I think that net core community would benefit from production grade frameworks similar to following framework that is used in training sessions about ddd and microservices in Poland.

https://github.com/snatch-dev/Convey

https://github.com/snatch-dev/Chronicle

example project:

https://github.com/devmentors/Pacco

https://github.com/devmentors?q=pacco&type=&language=&sort=

youtube: https://www.youtube.com/watch?v=5SLyrETnJoE

davidfowl commented 2 years ago

Convey - a simple recipe for .NET Core microservices

I love this framing, it's recipe, not a framework. It's made up for lots of packages from nuget that exists today. IMHO the docs that are scenario specific are much more helpful that the framework itself. I don't see what it adds over the core framework beyond the curation of these packages and that's something we should definitely do more of.

davidfowl commented 2 years ago

Also I recommend people watch this ASP.NET community stand up with ABP.io (ASP.NET Boilerplate). It has everything built in.

mariuszkochanowski commented 2 years ago

I am just a developer that uses Convey at work and just want to toss some ideas.

Maybe Convey it's more like recipe than framework but i think that it contains some well designed patterns to develop distributed applications like onion architecture (separation of aplication into : infractructure, application, ddd, api sections/dlls), microservices - separation of parts of application into microservices and communication between them - rabbitmq (lack of kafka), sagas, distributed tracing - jaeger etc.

I searched for other similar and more robust/production grade alternative recipes/framework for start to building well designed microservice applications but i didn't find it.

I am aware of frameworks like akka.net and orleans but these implements actor model.

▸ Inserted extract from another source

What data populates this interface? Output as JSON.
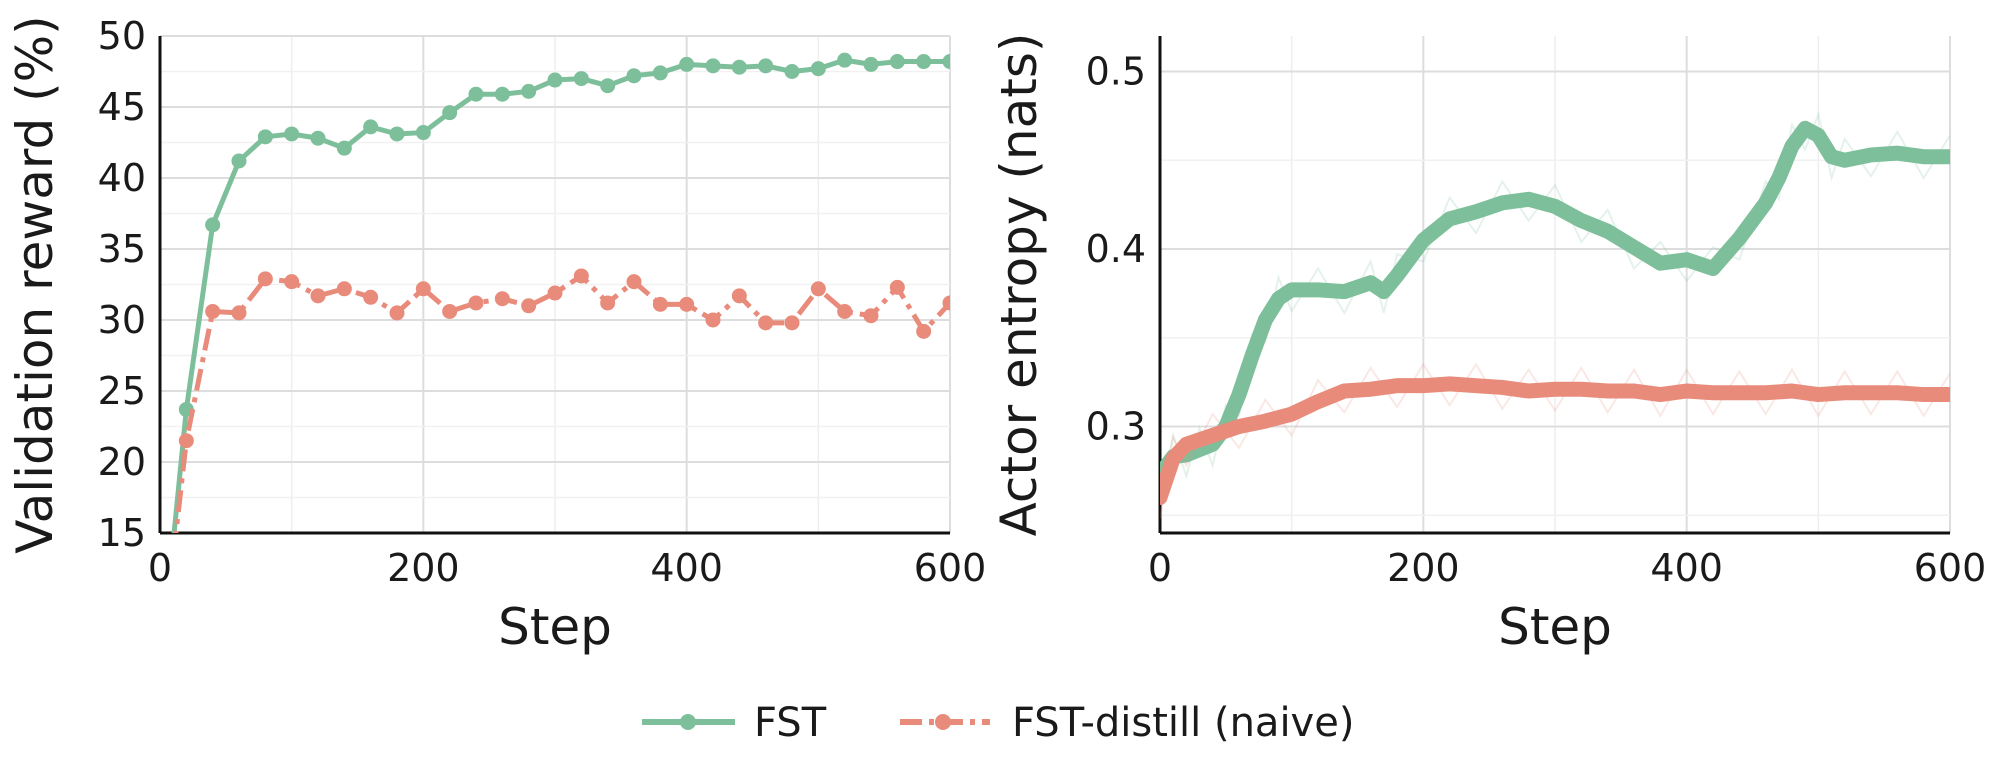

Free tutorial that uses this framework to develop distributed application on docker: https://www.youtube.com/watch?v=s4fd3PRlOcw

davidfowl commented 2 years ago

Awesome!

ghost commented 2 years ago

Thank you for contacting us. Due to a lack of activity on this discussion issue we're closing it in an effort to keep our backlog clean. If you believe there is a concern related to the ASP.NET Core framework, which hasn't been addressed yet, please file a new issue.

This issue will be locked after 30 more days of inactivity. If you still wish to discuss this subject after then, please create a new issue!